Further, according to BofA estimates, the surge in year end EPS forecasts means that about 40-50% of the tax reform’s benefit of $13 EPS is now backed in.
That, however, has prompted more concerns out of Morgan Stanley, which as a reminder last week suggested that with S&P calls hitting an all time high, it is time to buy puts. Fast forward to today, when in a note released from Morgan Stanley’s Mike Wilson, the chief equity strategist writes that he continues to hear both clients and commentators suggest that tax cuts have not been priced and the powerful extension of the rally the past few weeks has only emboldened those with that view.

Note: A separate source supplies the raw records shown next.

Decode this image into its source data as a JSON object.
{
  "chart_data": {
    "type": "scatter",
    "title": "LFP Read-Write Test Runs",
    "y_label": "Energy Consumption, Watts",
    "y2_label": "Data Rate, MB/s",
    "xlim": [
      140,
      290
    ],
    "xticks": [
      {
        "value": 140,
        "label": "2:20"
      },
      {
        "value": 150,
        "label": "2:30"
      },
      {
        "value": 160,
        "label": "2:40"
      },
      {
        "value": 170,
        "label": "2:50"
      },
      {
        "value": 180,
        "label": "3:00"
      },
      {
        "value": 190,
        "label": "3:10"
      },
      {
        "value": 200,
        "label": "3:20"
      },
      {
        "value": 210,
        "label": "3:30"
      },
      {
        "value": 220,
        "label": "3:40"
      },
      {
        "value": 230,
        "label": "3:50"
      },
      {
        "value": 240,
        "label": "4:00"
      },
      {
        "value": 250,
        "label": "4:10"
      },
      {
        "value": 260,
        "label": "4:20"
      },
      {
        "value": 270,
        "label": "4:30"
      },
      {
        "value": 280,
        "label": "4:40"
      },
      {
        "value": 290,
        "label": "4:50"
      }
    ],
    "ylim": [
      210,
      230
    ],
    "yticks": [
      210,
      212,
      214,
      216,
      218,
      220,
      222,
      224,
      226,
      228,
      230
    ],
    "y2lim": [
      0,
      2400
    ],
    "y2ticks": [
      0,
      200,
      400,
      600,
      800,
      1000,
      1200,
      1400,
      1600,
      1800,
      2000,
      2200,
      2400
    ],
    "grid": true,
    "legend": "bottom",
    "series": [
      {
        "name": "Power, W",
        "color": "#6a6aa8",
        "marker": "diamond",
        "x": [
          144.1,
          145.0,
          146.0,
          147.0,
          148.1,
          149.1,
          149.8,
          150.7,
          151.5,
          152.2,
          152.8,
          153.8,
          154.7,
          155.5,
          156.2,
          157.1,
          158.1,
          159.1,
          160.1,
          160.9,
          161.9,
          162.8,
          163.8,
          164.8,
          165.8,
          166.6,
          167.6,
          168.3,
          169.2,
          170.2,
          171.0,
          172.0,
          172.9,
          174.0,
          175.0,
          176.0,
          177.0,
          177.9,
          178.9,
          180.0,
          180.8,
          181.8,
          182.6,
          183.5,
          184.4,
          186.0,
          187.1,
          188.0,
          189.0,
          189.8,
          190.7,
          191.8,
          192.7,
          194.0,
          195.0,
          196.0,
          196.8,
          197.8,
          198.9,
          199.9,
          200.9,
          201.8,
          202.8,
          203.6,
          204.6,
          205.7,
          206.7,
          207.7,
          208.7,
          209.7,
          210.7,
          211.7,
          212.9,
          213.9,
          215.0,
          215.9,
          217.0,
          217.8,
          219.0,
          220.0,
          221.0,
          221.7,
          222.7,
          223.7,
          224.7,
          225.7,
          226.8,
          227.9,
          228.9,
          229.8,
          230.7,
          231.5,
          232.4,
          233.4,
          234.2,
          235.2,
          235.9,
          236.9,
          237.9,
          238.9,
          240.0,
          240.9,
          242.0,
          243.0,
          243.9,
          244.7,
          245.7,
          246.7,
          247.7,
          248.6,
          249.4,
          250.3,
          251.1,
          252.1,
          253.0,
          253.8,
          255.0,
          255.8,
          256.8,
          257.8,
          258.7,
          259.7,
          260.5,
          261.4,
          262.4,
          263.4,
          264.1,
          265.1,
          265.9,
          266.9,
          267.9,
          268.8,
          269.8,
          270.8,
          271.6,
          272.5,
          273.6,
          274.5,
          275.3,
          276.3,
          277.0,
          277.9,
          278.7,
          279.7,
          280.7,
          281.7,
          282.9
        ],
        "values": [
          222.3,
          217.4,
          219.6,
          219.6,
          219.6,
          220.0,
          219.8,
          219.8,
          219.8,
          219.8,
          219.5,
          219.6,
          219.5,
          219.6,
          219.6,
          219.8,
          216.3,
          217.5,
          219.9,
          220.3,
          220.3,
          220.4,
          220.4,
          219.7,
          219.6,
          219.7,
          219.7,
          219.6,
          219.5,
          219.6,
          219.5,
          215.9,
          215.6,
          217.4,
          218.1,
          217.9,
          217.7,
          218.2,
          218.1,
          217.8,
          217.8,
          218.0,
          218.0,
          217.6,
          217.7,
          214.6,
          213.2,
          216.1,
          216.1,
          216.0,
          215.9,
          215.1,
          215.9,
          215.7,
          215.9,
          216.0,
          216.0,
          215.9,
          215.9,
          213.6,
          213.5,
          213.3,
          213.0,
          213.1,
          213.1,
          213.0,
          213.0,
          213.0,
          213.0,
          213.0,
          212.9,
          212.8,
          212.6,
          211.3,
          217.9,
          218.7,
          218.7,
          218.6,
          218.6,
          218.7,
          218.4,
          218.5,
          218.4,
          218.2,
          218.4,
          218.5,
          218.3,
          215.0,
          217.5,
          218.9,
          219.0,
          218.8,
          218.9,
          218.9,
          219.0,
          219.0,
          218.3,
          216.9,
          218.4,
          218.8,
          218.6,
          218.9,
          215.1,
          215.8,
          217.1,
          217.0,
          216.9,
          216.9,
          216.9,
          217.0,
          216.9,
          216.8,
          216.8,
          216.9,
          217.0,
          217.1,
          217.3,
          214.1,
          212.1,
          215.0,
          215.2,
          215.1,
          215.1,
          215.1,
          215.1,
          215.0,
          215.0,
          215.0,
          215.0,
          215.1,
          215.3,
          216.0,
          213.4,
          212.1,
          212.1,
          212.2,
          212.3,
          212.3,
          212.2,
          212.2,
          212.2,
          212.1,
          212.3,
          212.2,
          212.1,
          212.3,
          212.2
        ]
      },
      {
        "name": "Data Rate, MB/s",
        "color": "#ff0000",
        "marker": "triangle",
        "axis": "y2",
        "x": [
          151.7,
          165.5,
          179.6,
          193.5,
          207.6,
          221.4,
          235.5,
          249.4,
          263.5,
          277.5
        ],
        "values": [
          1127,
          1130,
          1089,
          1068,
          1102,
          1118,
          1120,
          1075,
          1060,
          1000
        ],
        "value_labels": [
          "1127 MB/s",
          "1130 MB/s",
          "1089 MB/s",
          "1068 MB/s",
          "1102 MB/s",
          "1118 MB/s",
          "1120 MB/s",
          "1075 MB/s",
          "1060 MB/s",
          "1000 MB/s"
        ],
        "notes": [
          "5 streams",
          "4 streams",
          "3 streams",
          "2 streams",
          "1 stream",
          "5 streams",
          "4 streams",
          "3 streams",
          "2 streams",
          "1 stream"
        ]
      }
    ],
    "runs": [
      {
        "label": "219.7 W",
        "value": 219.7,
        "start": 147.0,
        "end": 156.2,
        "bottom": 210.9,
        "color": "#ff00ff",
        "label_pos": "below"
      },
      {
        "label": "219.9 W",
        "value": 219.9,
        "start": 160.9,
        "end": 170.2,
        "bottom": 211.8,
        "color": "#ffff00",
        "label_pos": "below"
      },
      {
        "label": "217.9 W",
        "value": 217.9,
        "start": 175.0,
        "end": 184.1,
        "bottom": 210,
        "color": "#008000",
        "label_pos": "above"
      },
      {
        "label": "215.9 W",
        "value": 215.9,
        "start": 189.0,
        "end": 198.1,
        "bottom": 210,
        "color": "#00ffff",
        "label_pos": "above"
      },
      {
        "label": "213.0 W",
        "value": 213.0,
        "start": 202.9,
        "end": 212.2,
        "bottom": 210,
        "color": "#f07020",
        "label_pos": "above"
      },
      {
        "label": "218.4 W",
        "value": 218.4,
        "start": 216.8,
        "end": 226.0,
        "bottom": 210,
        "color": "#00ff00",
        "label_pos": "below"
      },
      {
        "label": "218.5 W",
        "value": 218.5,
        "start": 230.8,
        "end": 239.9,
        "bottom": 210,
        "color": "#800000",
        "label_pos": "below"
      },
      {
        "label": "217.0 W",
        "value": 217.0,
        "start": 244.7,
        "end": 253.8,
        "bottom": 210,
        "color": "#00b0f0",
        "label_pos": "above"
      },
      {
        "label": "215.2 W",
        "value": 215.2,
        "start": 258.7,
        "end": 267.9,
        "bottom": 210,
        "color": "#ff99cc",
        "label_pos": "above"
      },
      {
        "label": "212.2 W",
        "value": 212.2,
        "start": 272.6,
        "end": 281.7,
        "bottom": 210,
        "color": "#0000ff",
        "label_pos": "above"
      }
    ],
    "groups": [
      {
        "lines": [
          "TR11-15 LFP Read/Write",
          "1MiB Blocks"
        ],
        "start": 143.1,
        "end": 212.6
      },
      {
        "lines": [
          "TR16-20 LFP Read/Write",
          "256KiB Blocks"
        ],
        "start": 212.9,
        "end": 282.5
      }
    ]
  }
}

Morgan Stanley then admits that “we have been surprised at how fast forward EPS estimates have moved up post the signing of the tax deal. We thought it would be more gradual as companies hesitated to provide clear and detailed guidance on how tax would affect 2018 EPS, or indicated that it might not be as exciting as some were hoping–like FAST and AXP.“
Furthermore, as a counter to Bank of America, the exhibit below from Morgan Stanley shows “just how much has now been discounted with the almost parabolic move higher in forward S&P EPS from $145 to $152 in just 3 weeks.”
Wilson then suggests that contrary to BofA’s take, the tax cut is not only fully priced in, but the next move will be lower as multiples start to contract:
We have no beef with this increase and is generally in line with our estimate that tax cuts would add somewhere between $5-10 per share to S&P 2018 EPS. However, we are skeptical it will exceed $155 when all is said and done. Meanwhile, the multiple has also been rising suggesting the market is now expecting a further rise toward $155 or higher.
And to underscore his bearish take on the ongoing meltup, Morgan Stanley’s strategist writes that this strongly suggests that the “tax is fully priced, especially if one agrees with our view that multiples are likely to fall when the earnings revisions stop rising and investors recognize it’s lower quality growth and they are staring at a massive deceleration in 2019–$155 2018 EPS implies close to 17% y/y growth. Based on that, we are hard pressed to see much more than 5% earnings growth in 2019 even if the late cycle economic expansion continues; hardly a foregone conclusion in our view.”